Anasayfa / İçtihat / Yargıtay Karar No : 6945 - Karar Yıl 2014 / Esas No : 25394 - Esas Yıl 2013





MAHKEMESİ :Zonguldak 1. Aile MahkemesiTARİHİ :14.05.2013 NUMARASI :Esas no:2012/826 Karar no:2013/435 Taraflar arasındaki davanın yapılan muhakemesi sonunda mahalli mahkemece verilen, yukarıda tarihi ve numarası gösterilen hüküm, davacı tarafından temyiz edilmekle, evrak okunup gereği görüşülüp düşünüldü: 1-Özel hukuka ilişkin yabancı mahkeme ilamlarının Türkiye'de icrası tenfiz kararının alınmasına bağlıdır (5718 sayılı MÖHUK md. 50). Tenfiz kararı alınmadıkça Milletlerarası Özel Hukukuna göre yabancı ilamın Türkiye'de icrası olanağı yoktur. 1956 tarihli Nafaka Alacaklarının Yabancı Memleketlerde Tahsiline İlişkin sözleşme, bir tanıma veya tenfiz sözleşmesi olmayıp, nafaka alacaklısı ile nafaka yükümlüsünün farklı memleketlerde bulunması halinde nafaka alacaklısının tahsiline kolaylaştırıcı hükümler getirmiş olup, bu sözleşme nafaka yükümlülüğüne ilişkin yabancı ilamların, ilamın verildiği devlet dışında sözleşmeye taraf diğer bir devlette doğrudan icrasına imkan vermez. Onun için nafaka yükümlülüğüne ilişkin yabancı ilamın Türkiye'de icra edilebilir olması tenfiz kararı verilmesini gerektirir. Öyleyse, nafaka yükümlülüğüne ilişkin kararların tanınması ve tenfizine ilişkin 1973 tarihli Lahey Sözleşmesi hükümleri dikkate alınarak nafaka yükümlülüğü ile ilgili yabancı mahkeme kararının tenfizine karar verilmelidir.
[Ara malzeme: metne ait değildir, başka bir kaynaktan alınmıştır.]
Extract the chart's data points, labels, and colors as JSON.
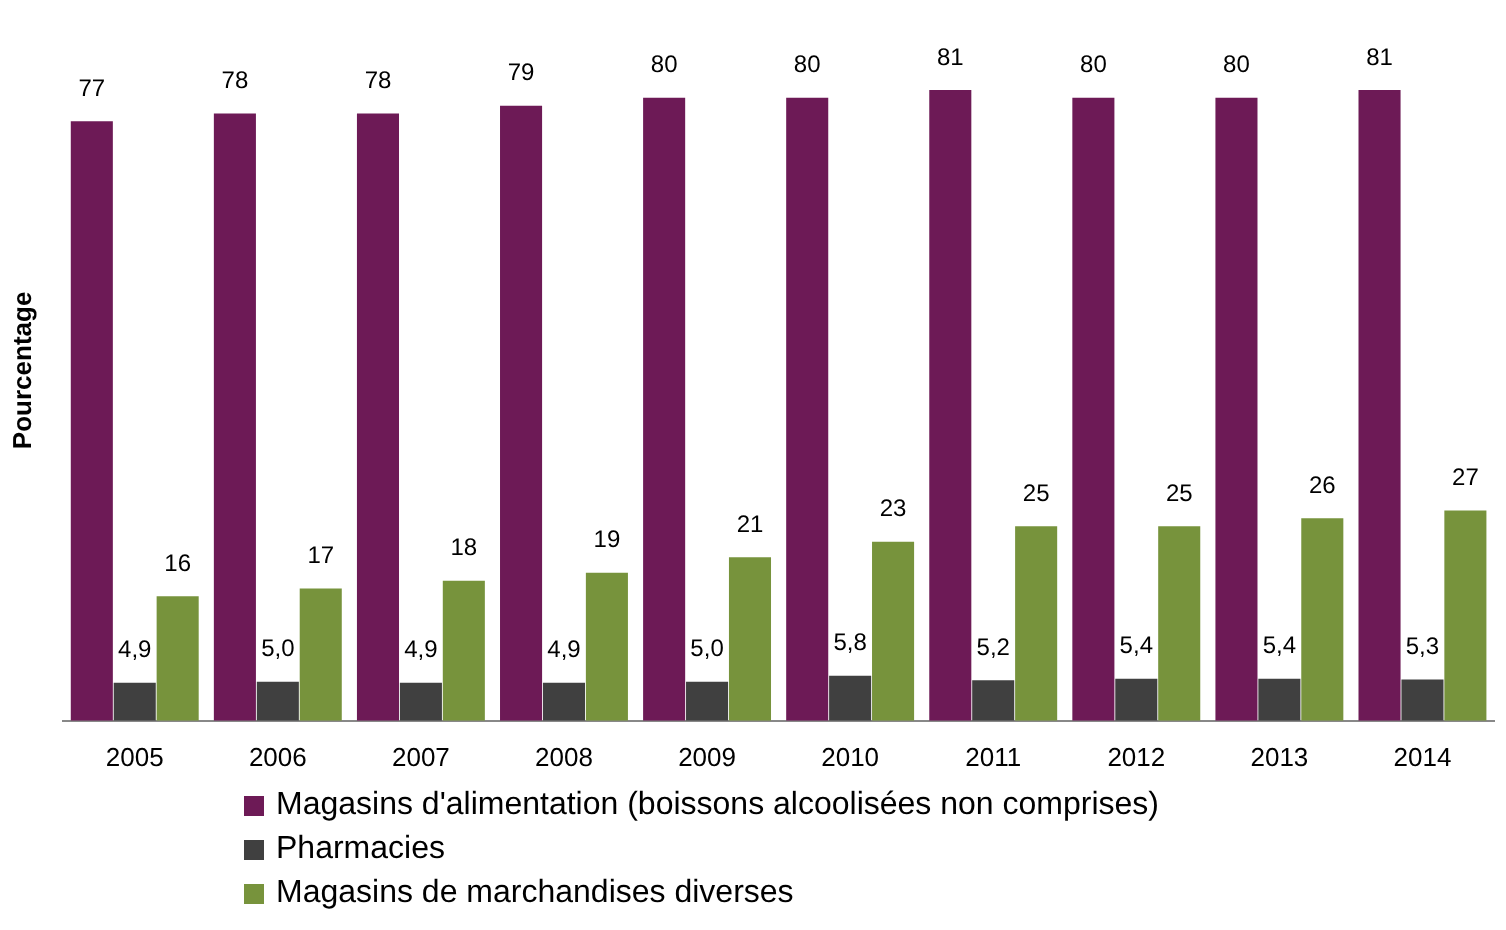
{
  "chart_data": {
    "type": "bar",
    "ylabel": "Pourcentage",
    "legend": "bottom",
    "grid": false,
    "categories": [
      "2005",
      "2006",
      "2007",
      "2008",
      "2009",
      "2010",
      "2011",
      "2012",
      "2013",
      "2014"
    ],
    "series": [
      {
        "name": "Magasins d'alimentation (boissons alcoolisées non comprises)",
        "color": "#6d1a56",
        "values": [
          77,
          78,
          78,
          79,
          80,
          80,
          81,
          80,
          80,
          81
        ],
        "value_labels": [
          "77",
          "78",
          "78",
          "79",
          "80",
          "80",
          "81",
          "80",
          "80",
          "81"
        ]
      },
      {
        "name": "Pharmacies",
        "color": "#404040",
        "values": [
          4.9,
          5.0,
          4.9,
          4.9,
          5.0,
          5.8,
          5.2,
          5.4,
          5.4,
          5.3
        ],
        "value_labels": [
          "4,9",
          "5,0",
          "4,9",
          "4,9",
          "5,0",
          "5,8",
          "5,2",
          "5,4",
          "5,4",
          "5,3"
        ]
      },
      {
        "name": "Magasins de marchandises diverses",
        "color": "#77933c",
        "values": [
          16,
          17,
          18,
          19,
          21,
          23,
          25,
          25,
          26,
          27
        ],
        "value_labels": [
          "16",
          "17",
          "18",
          "19",
          "21",
          "23",
          "25",
          "25",
          "26",
          "27"
        ]
      }
    ]
  }
}
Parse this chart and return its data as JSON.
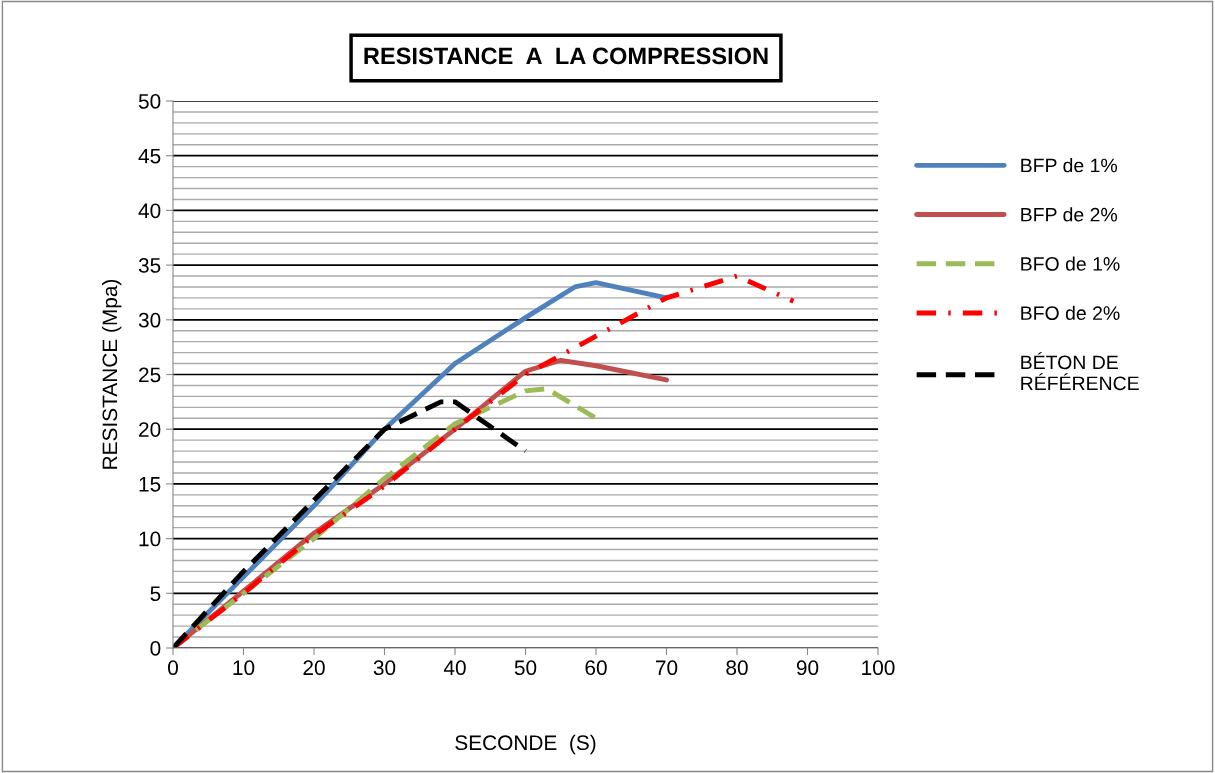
{
  "chart_data": {
    "type": "line",
    "title": "RESISTANCE  A  LA COMPRESSION",
    "xlabel": "SECONDE  (S)",
    "ylabel": "RESISTANCE (Mpa)",
    "xlim": [
      0,
      100
    ],
    "xticks": [
      0,
      10,
      20,
      30,
      40,
      50,
      60,
      70,
      80,
      90,
      100
    ],
    "ylim": [
      0,
      50
    ],
    "yticks": [
      0,
      5,
      10,
      15,
      20,
      25,
      30,
      35,
      40,
      45,
      50
    ],
    "grid": "y",
    "legend": "right",
    "marker": "none",
    "series": [
      {
        "name": "BFP de 1%",
        "color": "#4f81bd",
        "line_style": "solid",
        "x": [
          0,
          10,
          20,
          30,
          40,
          50,
          57,
          60,
          70
        ],
        "values": [
          0,
          6.5,
          13,
          20,
          26,
          30.2,
          33,
          33.4,
          32
        ]
      },
      {
        "name": "BFP de 2%",
        "color": "#c0504d",
        "line_style": "solid",
        "x": [
          0,
          10,
          20,
          30,
          40,
          50,
          55,
          60,
          70
        ],
        "values": [
          0,
          5.2,
          10.5,
          15,
          20,
          25.3,
          26.3,
          25.8,
          24.5
        ]
      },
      {
        "name": "BFO de 1%",
        "color": "#9bbb59",
        "line_style": "dashed",
        "x": [
          0,
          10,
          20,
          30,
          40,
          50,
          53,
          60
        ],
        "values": [
          0,
          5,
          10,
          15.5,
          20.5,
          23.5,
          23.7,
          21
        ]
      },
      {
        "name": "BFO de 2%",
        "color": "#ff0000",
        "line_style": "dashdot",
        "x": [
          0,
          10,
          20,
          30,
          40,
          50,
          60,
          70,
          80,
          88
        ],
        "values": [
          0,
          5,
          10.3,
          14.8,
          20,
          25,
          28.5,
          32,
          34,
          31.7
        ]
      },
      {
        "name": "BÉTON DE\nRÉFÉRENCE",
        "color": "#000000",
        "line_style": "dashed",
        "x": [
          0,
          10,
          20,
          30,
          38,
          40,
          50
        ],
        "values": [
          0,
          7,
          13.5,
          20,
          22.5,
          22.5,
          18
        ]
      }
    ]
  }
}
Bu husus nazara alınmadan 1956 tarihli sözleşme hükümlerinden hareketle davacının tenfiz davası açmakta hukuki yararının bulunmadığı gerekçesi ile isteğin reddi doğru bulunmamıştır. 2-Davacı, nafaka yükümlülüğü hakkındaki yabancı mahkeme kararının tenfizi isteğinin yanında velayete ilişkin yabancı mahkeme kararının tenfizini de talep etmiştir. Çocukların velayetine ilişkin kararların tanınması ve tenfizi ile velayetin yeniden tesisine ilişkin 1980 tarihli Lüksemburg Sözleşmesi hükümleri dikkate alınarak davacının talebi hakkında olumlu veya olumsuz bir hüküm kurulması gerektiği halde bu hususun nazara alınmaması doğru olmamıştır. SONUÇ: Temyiz edilen hükmün yukarıda gösterilen sebeplerle BOZULMASINA, temyiz peşin harcının yatırana geri verilmesine, işbu kararın tebliğinden itibaren 15 gün içinde karar düzeltme yolu açık olmak üzere oybirliğiyle karar verildi.